Tapi sungguh ini cuma tentang ketidakadilan. Kau cuma  berpaling ke belakang saat di depanmu tak menyenangkan. Saat menangis sekarang, yang terbayang adalah dulu aku pernah tertawa begitu bahagia. Saat sepi sekarang, yang teringat adalah dulu aku pernah begitu berkubang perhatian dan kasih sayang. Tapi pernahkah kau mau membandingkan saat bahagia sekarang bahwa luka yang begitu dalam pernah tertoreh (baca:ditorehkan) masa lalumu? Maukah kau menghitung kembali airmatamu yang pernah tertumpah saat sekarang kau sedang tertawa?

Alangkah nikmat hati suci yang terjaga dan hanya terbuka saat yang halal sudah datang. Semuanya menjadi pertama dan menakjubkan. Benarlah kiranya bahwa wanita selalu dinilai dari masa lalunya sedangkan lelaki dinilai dari masa depannya. Kalimat bersayap yang oleh sebagian peburuksangka diartikan sebagai lelaki itu egois dan menuntut kemurnian dan keserbapertamaan sedangkan wanita selamanya adalah pemburu materi dan pencapaian. Bagi yang mau mengakui,-atau membuktikan?- maka mereka akan faham, bahwa jauh dibalik kalimat itu ada kebenaran yang begitu terang bahwa memang sungguh berbahaya wanita yang bermain-main dengan keperawanan hatinya. Setiap kau nodai keperawanan hatimu  berarti engkau makin meletakkan visi kebahagiaanmu di tempat yang semakin utopis, klise, filmis, dan yang paling buruk: tragis. 

Ah, betapa Sang Pencipta Hati kita sangat mengerti ini, itulah mengapa jauh sebelum pergaulan telah mencapai lompatan yang sangat besar hingga sekarang keperawanan dalam sisi apapun tidak lebih mahal dari harga sebuah ponsel Cina, Allah Sang Maha Kasih telah menekankan harga mati menjaga keperawanan hati kita.

“Dan janganlah kamu mendekati zina, sesungguhnya zina itu adalah suatu perbuatan yang keji.
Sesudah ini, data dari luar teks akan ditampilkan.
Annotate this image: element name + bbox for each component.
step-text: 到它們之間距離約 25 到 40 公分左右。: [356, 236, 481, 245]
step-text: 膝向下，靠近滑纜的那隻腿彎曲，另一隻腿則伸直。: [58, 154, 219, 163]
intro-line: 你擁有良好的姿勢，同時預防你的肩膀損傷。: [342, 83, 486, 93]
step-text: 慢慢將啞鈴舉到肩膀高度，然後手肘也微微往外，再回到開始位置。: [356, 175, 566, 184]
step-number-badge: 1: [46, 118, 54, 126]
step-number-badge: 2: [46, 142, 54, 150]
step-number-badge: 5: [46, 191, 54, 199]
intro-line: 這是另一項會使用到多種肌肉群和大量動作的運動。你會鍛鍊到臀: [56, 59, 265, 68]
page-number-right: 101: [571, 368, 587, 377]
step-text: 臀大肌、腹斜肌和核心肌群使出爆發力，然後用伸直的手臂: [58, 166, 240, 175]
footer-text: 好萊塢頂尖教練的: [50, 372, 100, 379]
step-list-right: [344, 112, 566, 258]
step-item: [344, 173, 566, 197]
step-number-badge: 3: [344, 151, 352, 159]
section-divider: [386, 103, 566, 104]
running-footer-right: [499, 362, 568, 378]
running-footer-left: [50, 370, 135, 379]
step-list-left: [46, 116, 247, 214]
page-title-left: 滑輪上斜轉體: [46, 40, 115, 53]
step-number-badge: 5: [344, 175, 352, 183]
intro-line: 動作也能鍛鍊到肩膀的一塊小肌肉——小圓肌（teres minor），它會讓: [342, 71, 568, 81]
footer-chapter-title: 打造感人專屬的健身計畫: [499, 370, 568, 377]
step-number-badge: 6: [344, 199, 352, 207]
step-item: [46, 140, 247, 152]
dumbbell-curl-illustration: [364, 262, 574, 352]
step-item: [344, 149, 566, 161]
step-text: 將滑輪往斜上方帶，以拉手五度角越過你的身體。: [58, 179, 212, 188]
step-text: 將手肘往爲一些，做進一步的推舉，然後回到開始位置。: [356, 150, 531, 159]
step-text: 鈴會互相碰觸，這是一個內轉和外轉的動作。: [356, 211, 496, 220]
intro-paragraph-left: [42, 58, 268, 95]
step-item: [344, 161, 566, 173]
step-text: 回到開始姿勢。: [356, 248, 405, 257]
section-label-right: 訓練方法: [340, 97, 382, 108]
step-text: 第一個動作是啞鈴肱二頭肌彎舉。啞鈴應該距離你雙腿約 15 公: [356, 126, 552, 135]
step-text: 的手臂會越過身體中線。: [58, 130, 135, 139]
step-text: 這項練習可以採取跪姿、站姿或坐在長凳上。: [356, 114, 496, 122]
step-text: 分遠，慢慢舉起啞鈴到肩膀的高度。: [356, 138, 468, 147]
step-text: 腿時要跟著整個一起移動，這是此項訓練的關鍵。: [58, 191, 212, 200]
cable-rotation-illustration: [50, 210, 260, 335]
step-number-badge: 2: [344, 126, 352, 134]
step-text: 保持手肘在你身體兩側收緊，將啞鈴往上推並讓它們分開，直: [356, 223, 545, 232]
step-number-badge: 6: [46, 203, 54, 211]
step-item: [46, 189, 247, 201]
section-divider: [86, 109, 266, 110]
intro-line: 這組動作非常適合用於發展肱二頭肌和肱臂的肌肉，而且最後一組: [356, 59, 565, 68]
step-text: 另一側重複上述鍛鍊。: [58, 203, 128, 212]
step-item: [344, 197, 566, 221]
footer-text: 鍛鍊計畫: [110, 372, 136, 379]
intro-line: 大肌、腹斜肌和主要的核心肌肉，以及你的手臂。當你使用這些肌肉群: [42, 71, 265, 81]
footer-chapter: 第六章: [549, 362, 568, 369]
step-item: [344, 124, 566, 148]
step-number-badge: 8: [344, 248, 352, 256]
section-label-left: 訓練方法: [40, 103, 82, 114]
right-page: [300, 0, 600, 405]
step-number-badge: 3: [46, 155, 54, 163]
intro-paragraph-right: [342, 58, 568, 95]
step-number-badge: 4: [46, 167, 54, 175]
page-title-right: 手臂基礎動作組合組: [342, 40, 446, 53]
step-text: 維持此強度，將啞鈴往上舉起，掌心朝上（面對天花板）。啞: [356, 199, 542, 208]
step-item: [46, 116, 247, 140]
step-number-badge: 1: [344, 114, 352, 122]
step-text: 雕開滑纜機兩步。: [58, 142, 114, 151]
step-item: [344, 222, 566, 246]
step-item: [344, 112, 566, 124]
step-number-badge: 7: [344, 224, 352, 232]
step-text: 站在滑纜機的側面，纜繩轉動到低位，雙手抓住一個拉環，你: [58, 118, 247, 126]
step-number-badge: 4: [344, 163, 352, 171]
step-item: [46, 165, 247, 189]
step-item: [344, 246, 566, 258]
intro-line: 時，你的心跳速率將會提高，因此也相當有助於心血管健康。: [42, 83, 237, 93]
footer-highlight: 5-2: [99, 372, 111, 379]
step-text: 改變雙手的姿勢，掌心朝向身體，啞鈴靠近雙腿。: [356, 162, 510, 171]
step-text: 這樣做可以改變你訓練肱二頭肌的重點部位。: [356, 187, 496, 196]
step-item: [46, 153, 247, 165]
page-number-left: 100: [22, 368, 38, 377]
Dan suatu jalan yang buruk.”(QS.Al Isra’:32)

Katakanlah kepada wanita yang beriman:”Hendaklah mereka menahan pandangannya, dan kemaluannya, dan janganlah mereka menampakkan perhiasannya, kecuali yang (biasa)Nampak dari padanya…”(QS.An Nur:31)

Dan hendaklah kamu tetap di rumahmu dan janganlah kamu berhias dan bertingkah laku seperti orang-orang jahiliyah yang dahulu dan dirikanlah sholat, tunaikanlah zakat dan taatilah Allah dan Rasul-Nya. Sesungguhnya Allah bermaksud hendak menghilangkan dosa dari kamu, hai ahlul bait dan membersihkan kamu sebersih-bersihnya.”(QS.Al Ahzab:33)

Maka berhati-hatilah dengan hatimu wahai wanita….segumpal darah itu engkau sendirilah yang menentukan, akan menjadikanmu siapa.